Mix the flour, cocoa powder, and salt together. Next, combine the butter, sugar, and vanilla extract into a bowl with the sugar. Mix it with a wooden spoon or rubber spatula until it is smooth and there are no lumps. Then add the egg yolks and mix to combine. Add the dry ingredients and mix until all the ingredients are evenly combined to form a very dark, almost black, tart dough. Chill the dough for at about 30 minutes before rolling out. This dough can also be chilled overnight, but it will need to be warmed up before rolling it out or it will crack. However, if it does, it is easy to mold it back together by pushing it back with your fingertips. It will also freeze well wrapped tightly in plastic wrap.

Roll the dough out to about 1/8 inch on a floured surface and cut the circles out with a 4 1/2- to 5-inch circular cutter. Immediately set these circles into eight ungreased 4-inch fluted tartlet pans. Mold the dough to the shape of the pans trimming the excess dough all around the edge, making it flush with the top. Chill the tart dough for at least 1 hour or up to overnight. After it is chilled, prick it with a fork before baking to decrease the bubbling up of the dough as well as to ward off shrinkage during the baking process.

Preheat the oven to 375 with a rack in the middle. These tart shells do not need to be blind baked with pie weights.  The tart dough stays put during baking.  Bake the shells for 16 minutes, rotating the tray of tarts shells once after 8 minutes. Remove the shells from the oven and let sit for 2 minutes. Take the egg white and brush it onto the surface of the shells including the sides, then put it back in the oven for 2 minutes. This helps to seal the surface of the shell to ward off sogginess brought on by the wet filling. Cool completely before use.

For the raspberry jam:

Combine the raspberries, water, lemon juice, and pectin in a sauce pot. Stir and bring to a boil over high heat, stirring as needed to prevent scorching. Then add the sugar and stir to dissolve. Bring it all back to a rolling boil that cannot be stirred down. Boil like that for 1 minute. If you fail to boil it this hard, the pectin may not activate fully and the jam will be runny. Skim the scum and store it in an airtight container in the refrigerator.

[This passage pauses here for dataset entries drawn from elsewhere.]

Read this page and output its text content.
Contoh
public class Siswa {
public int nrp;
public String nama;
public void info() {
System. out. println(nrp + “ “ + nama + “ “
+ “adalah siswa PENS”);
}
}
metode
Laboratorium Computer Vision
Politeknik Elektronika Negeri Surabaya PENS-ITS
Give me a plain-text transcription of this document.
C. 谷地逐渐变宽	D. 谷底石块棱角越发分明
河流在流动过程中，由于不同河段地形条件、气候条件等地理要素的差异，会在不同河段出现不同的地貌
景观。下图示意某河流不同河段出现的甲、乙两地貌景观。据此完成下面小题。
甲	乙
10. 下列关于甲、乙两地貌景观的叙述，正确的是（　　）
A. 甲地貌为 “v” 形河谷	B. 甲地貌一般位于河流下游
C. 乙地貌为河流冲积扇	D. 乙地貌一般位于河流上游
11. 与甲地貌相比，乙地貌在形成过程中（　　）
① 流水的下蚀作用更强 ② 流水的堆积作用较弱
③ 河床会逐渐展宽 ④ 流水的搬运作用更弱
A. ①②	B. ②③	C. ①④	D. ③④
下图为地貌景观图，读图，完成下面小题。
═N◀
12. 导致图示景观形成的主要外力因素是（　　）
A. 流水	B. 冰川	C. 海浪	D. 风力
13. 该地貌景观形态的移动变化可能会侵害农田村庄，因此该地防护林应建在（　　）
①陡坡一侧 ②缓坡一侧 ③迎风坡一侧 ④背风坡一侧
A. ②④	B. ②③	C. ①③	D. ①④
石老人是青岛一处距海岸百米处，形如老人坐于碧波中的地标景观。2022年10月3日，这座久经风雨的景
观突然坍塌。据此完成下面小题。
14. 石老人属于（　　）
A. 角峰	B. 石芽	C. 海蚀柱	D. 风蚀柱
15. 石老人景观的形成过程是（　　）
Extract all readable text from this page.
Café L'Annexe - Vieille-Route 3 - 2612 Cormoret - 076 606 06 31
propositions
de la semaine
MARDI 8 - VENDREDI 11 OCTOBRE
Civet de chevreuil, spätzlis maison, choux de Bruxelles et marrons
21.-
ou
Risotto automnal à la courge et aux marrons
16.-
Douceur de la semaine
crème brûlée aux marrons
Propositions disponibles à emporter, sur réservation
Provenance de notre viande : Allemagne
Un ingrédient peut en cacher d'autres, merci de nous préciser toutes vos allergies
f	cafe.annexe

For the vanilla bean ricotta filling:

Put the cheese, sugar, and vanilla bean seeds in a food processor. Process the mixture until smooth and somewhat shiny. Give it a stir and process a little more. No lumps or graininess should be present. Use immediately or store for up to 4 days in the refrigerator.

Assembling the tart:

Spread one tablespoon of raspberry jam on the bottom of the cooled tart shell. Fill each tart shell with 2 oz of the ricotta filling. The filling should come up to the edge of the crust. Place 7 raspberries around the outer edge of the filling or in any way you find pleasing, and garnish with a few chocolate curls in the center of the tart in a small mound.  Keep chilled until serving. These can be made up to 1 day in advance. If there is any extra filling and raspberries, feel free to just gobble them up together. You won’t be sorry.